Cuando varios de estos factores coinciden, los triglicéridos suben aunque comas poca grasa y aunque tu colesterol siga impecable. También influyen algunos medicamentos y ciertas enfermedades, como el hipotiroidismo o la diabetes mal controlada. Por eso el plan de acción no es el mismo que el del colesterol clásico.
Qué cambia de verdad en el plato

Los triglicéridos responden rápido a unos pocos ajustes, y ahí está la buena noticia. Lo que más impacto tiene es recortar el azúcar y el alcohol, no tanto perseguir la grasa del plato. Cambia los refrescos y los zumos por agua, deja los dulces para momentos puntuales y sustituye el pan blanco, la bollería y el arroz muy refinado por versiones integrales que se digieren más despacio.
En el lado de lo que conviene sumar, el pescado azul y sus omega 3 ayudan a bajar los triglicéridos, igual que la fibra de las legumbres, la avena y las verduras. Y moverse cuenta tanto como comer bien: una caminata diaria de treinta minutos mejora la forma en que el cuerpo gestiona esta grasa. Perder un poco de peso, cuando sobra, multiplica el efecto. Mientras tanto, puedes apoyarte en gestos sencillos para bajar el azúcar de forma natural.

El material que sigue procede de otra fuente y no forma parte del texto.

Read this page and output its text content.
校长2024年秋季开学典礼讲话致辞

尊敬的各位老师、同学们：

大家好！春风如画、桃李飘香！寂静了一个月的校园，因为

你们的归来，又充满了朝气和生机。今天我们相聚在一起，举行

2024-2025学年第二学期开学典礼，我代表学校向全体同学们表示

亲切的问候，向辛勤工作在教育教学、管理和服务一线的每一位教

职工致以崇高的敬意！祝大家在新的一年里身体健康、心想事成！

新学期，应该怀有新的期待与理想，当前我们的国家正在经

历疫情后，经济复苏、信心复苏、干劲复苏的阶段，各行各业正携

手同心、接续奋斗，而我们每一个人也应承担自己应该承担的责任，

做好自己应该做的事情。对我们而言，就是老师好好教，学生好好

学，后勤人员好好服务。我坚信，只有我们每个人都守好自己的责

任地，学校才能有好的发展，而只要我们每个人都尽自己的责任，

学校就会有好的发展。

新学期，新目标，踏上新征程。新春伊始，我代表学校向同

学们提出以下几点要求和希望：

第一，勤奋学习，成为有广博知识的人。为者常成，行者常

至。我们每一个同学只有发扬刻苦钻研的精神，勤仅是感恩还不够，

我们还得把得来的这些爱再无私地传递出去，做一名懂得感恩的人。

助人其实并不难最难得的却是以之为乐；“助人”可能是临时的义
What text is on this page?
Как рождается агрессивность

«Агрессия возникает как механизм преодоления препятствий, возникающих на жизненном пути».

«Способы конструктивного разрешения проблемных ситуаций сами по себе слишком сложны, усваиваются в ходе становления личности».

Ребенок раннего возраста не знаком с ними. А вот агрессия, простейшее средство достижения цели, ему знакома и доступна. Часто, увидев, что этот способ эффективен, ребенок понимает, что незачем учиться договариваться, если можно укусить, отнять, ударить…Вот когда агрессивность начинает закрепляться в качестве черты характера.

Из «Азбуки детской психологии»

En cuánto tiempo se nota la mejora
A diferencia del colesterol, que se mueve despacio, los triglicéridos pueden bajar en pocas semanas cuando se recorta el azúcar y el alcohol. Muchas personas ven una diferencia clara en el análisis de control a las cuatro u ocho semanas de cambiar de rutina. Si aun así siguen elevados, o si aparecen cifras muy altas, conviene revisarlo, porque un nivel muy alto puede llegar a inflamar el páncreas. Reconocer a tiempo los síntomas de los triglicéridos altos ayuda a no dejarlo pasar. Y conviene repetir el análisis en ayunas y sin alcohol la víspera, porque una cena copiosa puede alterar el resultado y dar una falsa alarma.
Este texto tiene fines informativos y no sustituye el consejo de un médico o de un dietista-nutricionista. Si tus triglicéridos están muy elevados o ya tomas medicación, no modifiques el tratamiento por tu cuenta sin consultarlo antes.